LONG AGO in the annals of history—the 1600s, I believe—Tom Cruise and Cameron Diaz were pert, attractive stars of the cinema, spearheading big-budget Hollywood picture shows and charming their audiences with their clear complexions and adept skills at walking and talking. In the intervening centuries, however, both Cruise and Diaz have turned into gently defective androids laminated inside hot plastic. As for the walking and talking? They can manage, but not without inducing a wriggling feeling of discomfort in the audience—the same discomfort you might experience watching a crippled child cross a busy street, or a very expensive robot bump into a wall.
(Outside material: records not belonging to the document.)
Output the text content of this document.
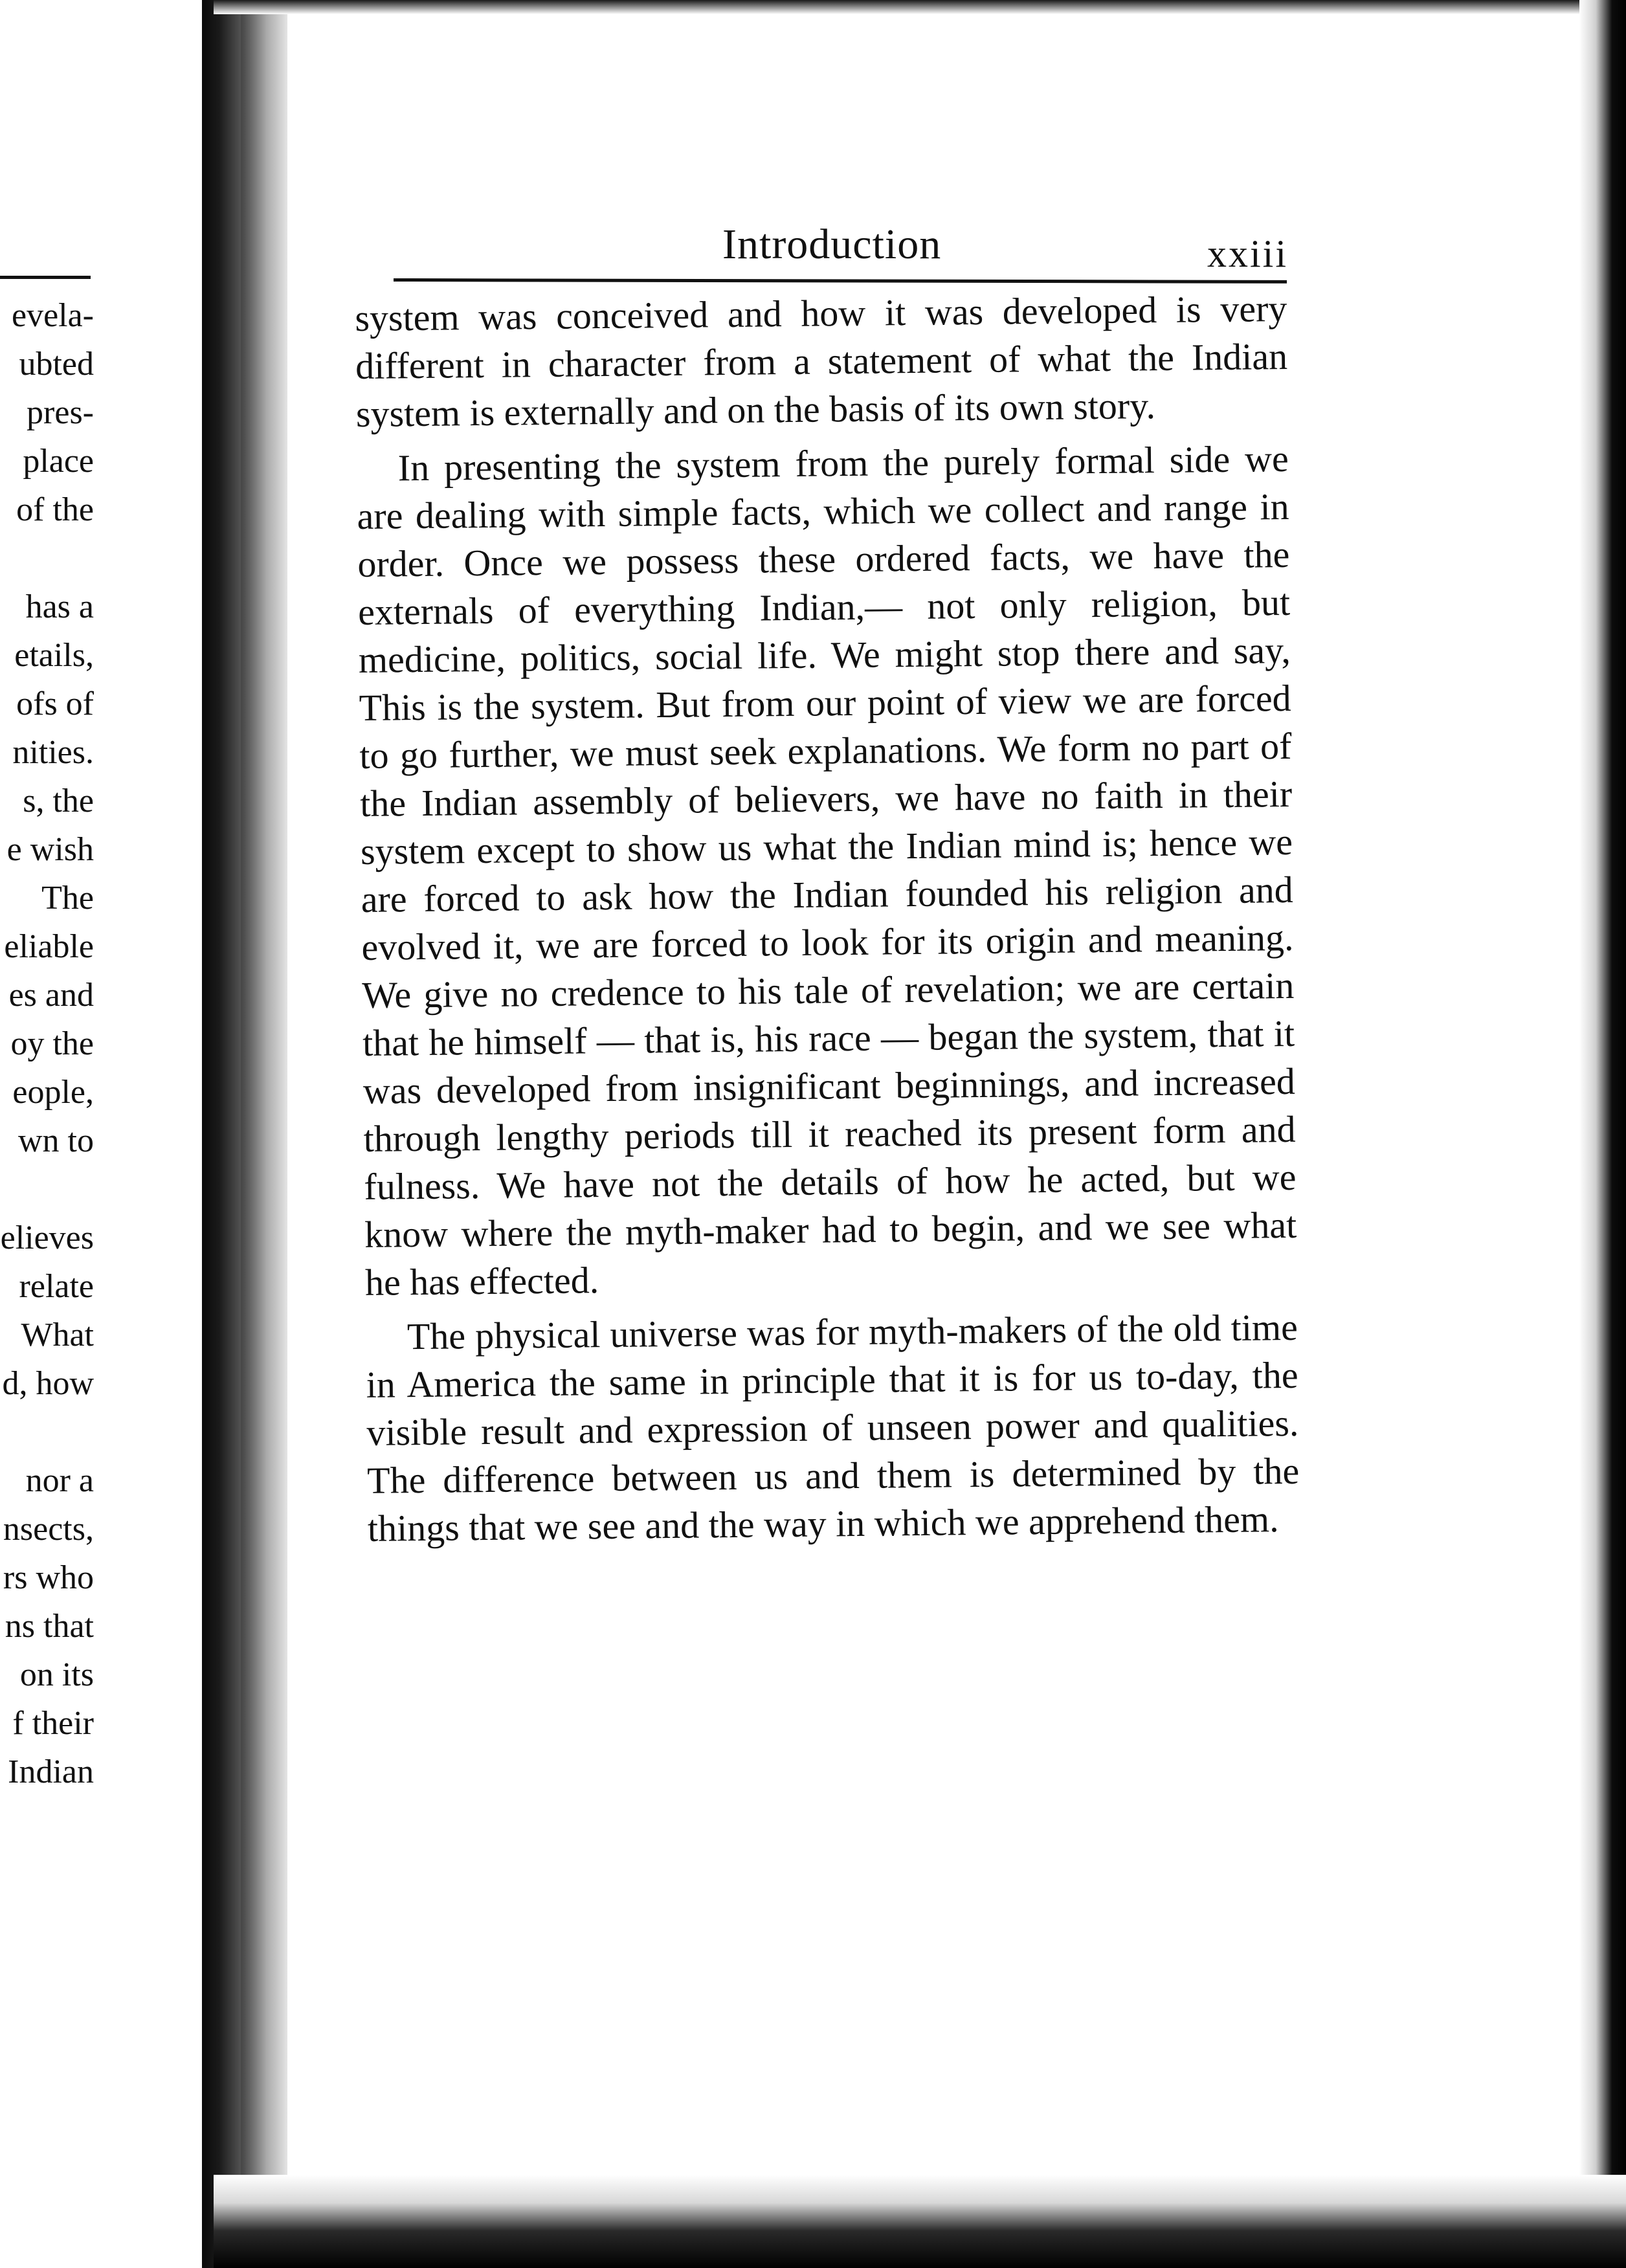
evela-
ubted
pres-
place
of the
has a
etails,
ofs of
nities.
s, the
e wish
The
eliable
es and
oy the
eople,
wn to
elieves
relate
What
d, how
nor a
nsects,
rs who
ns that
on its
f their
Indian
Introduction	xxiii

system was conceived and how it was developed is very different in character from a statement of what the Indian system is externally and on the basis of its own story.

In presenting the system from the purely formal side we are dealing with simple facts, which we collect and range in order. Once we possess these ordered facts, we have the externals of everything Indian,— not only religion, but medicine, politics, social life. We might stop there and say, This is the system. But from our point of view we are forced to go further, we must seek explanations. We form no part of the Indian assembly of believers, we have no faith in their system except to show us what the Indian mind is; hence we are forced to ask how the Indian founded his religion and evolved it, we are forced to look for its origin and meaning. We give no credence to his tale of revelation; we are certain that he himself — that is, his race — began the system, that it was developed from insignificant beginnings, and increased through lengthy periods till it reached its present form and fulness. We have not the details of how he acted, but we know where the myth-maker had to begin, and we see what he has effected.

The physical universe was for myth-makers of the old time in America the same in principle that it is for us to-day, the visible result and expression of unseen power and qualities. The difference between us and them is determined by the things that we see and the way in which we apprehend them.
Some of this actually works in Knight and Day's favor, a movie whose entire plot hinges on the question, "Um, so Tom Cruise is totally crazy, right?" He plays the weirdly grinning Roy Miller, who kidnaps June Havens (Diaz) by claiming to be a secret agent on the run trying to protect both her and a perpetual energy machine from an evil FBI agent (a swollen-looking Peter Sarsgaard). June is terrified by Roy's obvious insanity whilst simultaneously smitten by his ability to assassinate dozens of feds as he creepily smiles and gazes into her eyes, repeating her name, "June," over and over again.

Considering Knight and Day's overcooked plot, it manages a fairly sophisticated sense of humor. Diaz is only mildly awful, and Cruise's performance succeeds because he doesn't play a human so much as cartoon character. The action is ludicrous, and the CGI is pretty terrible—a motorcycle chase amid the running of the bulls in Pamplona looks particularly crappy—but the movie rarely pauses to take itself seriously. At its best, it approaches the action-packed giddiness of Romancing the Stone or True Lies, and at its worst, it's still as entertaining as watching an expensive robot walk into a wall.